Giovanni Moro: Contro il non profit, di Riccardo Grozio
Ha provocato un vero e proprio terremoto nell' establishment del Terzo Settore, mettendone in discussione ruolo ed identità. Pubblicato nel 2014, purtroppo, si è rivelato addirittura profetico rispetto ad alcune degenerazioni "sistemiche" balzate quest'anno agli onori della cronaca. Si tratta, naturalmente, dell'ormai citatissimo saggio "Contro il Non Profit", edito da Laterza. Di questo libro, nonché del Terzo settore italiano, parliamo con l'autore: Giovanni Moro, sociologo politico (Università di Roma Tre), per anni segretario generale di Cittadinanza Attiva e dal 2001 presidente di Fondaca.
Professore, che impressione ha avuto nel corso delle numerose presentazioni (ad oggi quasi una cinquantina) effettuate un po' in tutta la penisola? Quale è stata la reazione del mondo del Non Profit?
"Positiva, al di là delle aspettative. Io, piuttosto, temevo la congiura del silenzio, invece, per fortuna, ho registrato ovunque curiosità e interesse per le tematiche trattate nel libro. In molti casi sono stati gli stessi Csv o singole organizzazioni del Terzo Settore a promuovere la presentazione."
Dopo una serie di libri scandalistici sul Non Profit, questo è il primo lavoro scientifico che ne mette in discussione l'aspetto concettuale e definitorio, denunciandone altresì gli impliciti rischi di comportamenti devianti. Perché non lo ha scritto prima, quando si stava consolidando nel nostro Paese la narrazione forte di un Terzo settore quasi investito di compiti palingenetici?
"L'idea del libro nasce a Padova nel 2009, quando, prendendo alla lettera una battuta, il collega Marco Almagisti titolò una mia lezione "Contro il non profit: nodi teorici e ambiguità pratiche". Come ho illustrato nel capitolo iniziale, il Non Profit è una categoria economico-statistica nata a metà anni Novanta negli Stati Uniti e da lì diffusa in tutte le contabilità nazionali. Una definizione "in negativo" che non dice nulla dell'oggetto che vorrebbe descrivere. C'è poi il problema dell'alone di benemerenza che conduce inevitabilmente ad un effetto boomerang, laddove il comportamento criminale di una organizzazione getta discredito sull'intero settore."
Dalla sua riflessione si evidenzia la contrapposizione fra un non profit disomogeneo e farraginoso ed una "cittadinanza attiva" più coerente e determinata. Come definirebbe quest'ultima?

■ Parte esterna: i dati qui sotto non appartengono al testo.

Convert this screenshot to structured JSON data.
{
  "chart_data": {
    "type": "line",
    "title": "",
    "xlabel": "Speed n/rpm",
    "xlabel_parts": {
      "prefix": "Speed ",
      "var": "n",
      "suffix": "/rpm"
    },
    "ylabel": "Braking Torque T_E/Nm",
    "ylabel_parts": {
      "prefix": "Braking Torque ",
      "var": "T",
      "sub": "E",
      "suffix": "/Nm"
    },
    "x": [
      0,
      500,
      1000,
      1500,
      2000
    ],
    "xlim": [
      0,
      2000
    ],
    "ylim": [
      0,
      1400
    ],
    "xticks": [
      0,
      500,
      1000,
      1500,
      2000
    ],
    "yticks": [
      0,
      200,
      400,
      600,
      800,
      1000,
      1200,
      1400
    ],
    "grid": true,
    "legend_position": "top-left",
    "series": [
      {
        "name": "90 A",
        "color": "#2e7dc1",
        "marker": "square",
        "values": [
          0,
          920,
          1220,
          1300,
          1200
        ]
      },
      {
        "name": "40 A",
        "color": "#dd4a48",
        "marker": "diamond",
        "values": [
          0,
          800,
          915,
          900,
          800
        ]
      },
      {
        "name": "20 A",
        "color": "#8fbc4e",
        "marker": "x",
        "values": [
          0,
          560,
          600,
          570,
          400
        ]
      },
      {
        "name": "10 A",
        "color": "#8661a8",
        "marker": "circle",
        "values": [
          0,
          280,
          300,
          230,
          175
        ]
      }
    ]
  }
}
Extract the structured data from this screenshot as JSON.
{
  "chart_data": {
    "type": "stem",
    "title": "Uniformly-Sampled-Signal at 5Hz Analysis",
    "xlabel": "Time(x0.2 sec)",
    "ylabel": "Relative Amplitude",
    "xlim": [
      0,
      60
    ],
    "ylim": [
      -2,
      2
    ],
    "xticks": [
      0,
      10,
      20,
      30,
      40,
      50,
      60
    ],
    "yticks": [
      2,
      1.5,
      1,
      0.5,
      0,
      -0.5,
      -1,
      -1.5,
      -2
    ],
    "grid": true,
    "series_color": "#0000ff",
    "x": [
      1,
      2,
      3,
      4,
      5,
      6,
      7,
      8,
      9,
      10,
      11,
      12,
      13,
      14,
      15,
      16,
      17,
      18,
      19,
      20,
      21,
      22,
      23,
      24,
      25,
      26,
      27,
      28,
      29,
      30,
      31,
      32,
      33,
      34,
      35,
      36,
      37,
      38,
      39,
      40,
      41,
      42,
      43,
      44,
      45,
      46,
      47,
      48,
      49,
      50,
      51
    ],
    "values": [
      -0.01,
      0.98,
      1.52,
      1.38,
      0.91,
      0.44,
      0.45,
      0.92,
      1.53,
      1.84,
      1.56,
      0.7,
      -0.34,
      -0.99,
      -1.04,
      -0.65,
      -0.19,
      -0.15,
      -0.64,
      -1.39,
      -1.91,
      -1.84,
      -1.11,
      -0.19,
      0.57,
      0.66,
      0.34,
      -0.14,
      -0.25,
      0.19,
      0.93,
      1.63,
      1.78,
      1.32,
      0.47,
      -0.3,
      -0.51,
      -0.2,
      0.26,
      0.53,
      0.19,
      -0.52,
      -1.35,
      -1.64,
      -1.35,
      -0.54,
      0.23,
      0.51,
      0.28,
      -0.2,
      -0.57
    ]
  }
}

"Preferibilmente parlerei di "attivismo civico", della realtà di 100.000 organizzazioni che in Italia si occupano di tutela di diritti, cura di beni comuni e sostegno a soggetti in difficoltà, organizzazioni che operano nelle politiche, non nella politica. Nuove forme di partecipazione : cittadini che si organizzano con un ruolo di responsabilità nelle politiche pubbliche."
Venendo all'attualità, come giudica la Riforma del Terzo Settore, la cui discussione in Commissione al Senato ha subito l'ennesimo rinvio?
"L'impressione è che questa Riforma sia la risultante di una lottizzazione di interessi e punti di vista: la spinta verso l'imprenditorialità sociale, la voglia di iperregolamentazione, l'affermarsi di un sistema semicorporativo, del tipo "Confindustria del Terzo Settore". Ci sono, nel primo articolo, degli spiragli positivi, anche se, in generale, penso che i problemi non si risolvano con le leggi. Basti pensare al caso eclatante delle slot machines negli oratori..."
In conclusione, è proprio "tutto da rifare" il non profit italiano?
"Naturalmente no, ci sono, indipendentemente dalla forma giuridica, numerosissime organizzazioni che mettono al centro del proprio operare i beneficiari. Ciò che è importante è correlare sempre le attività, che pure hanno uno specifico peso economico, al "bene generale", evitando la mercatizzazione."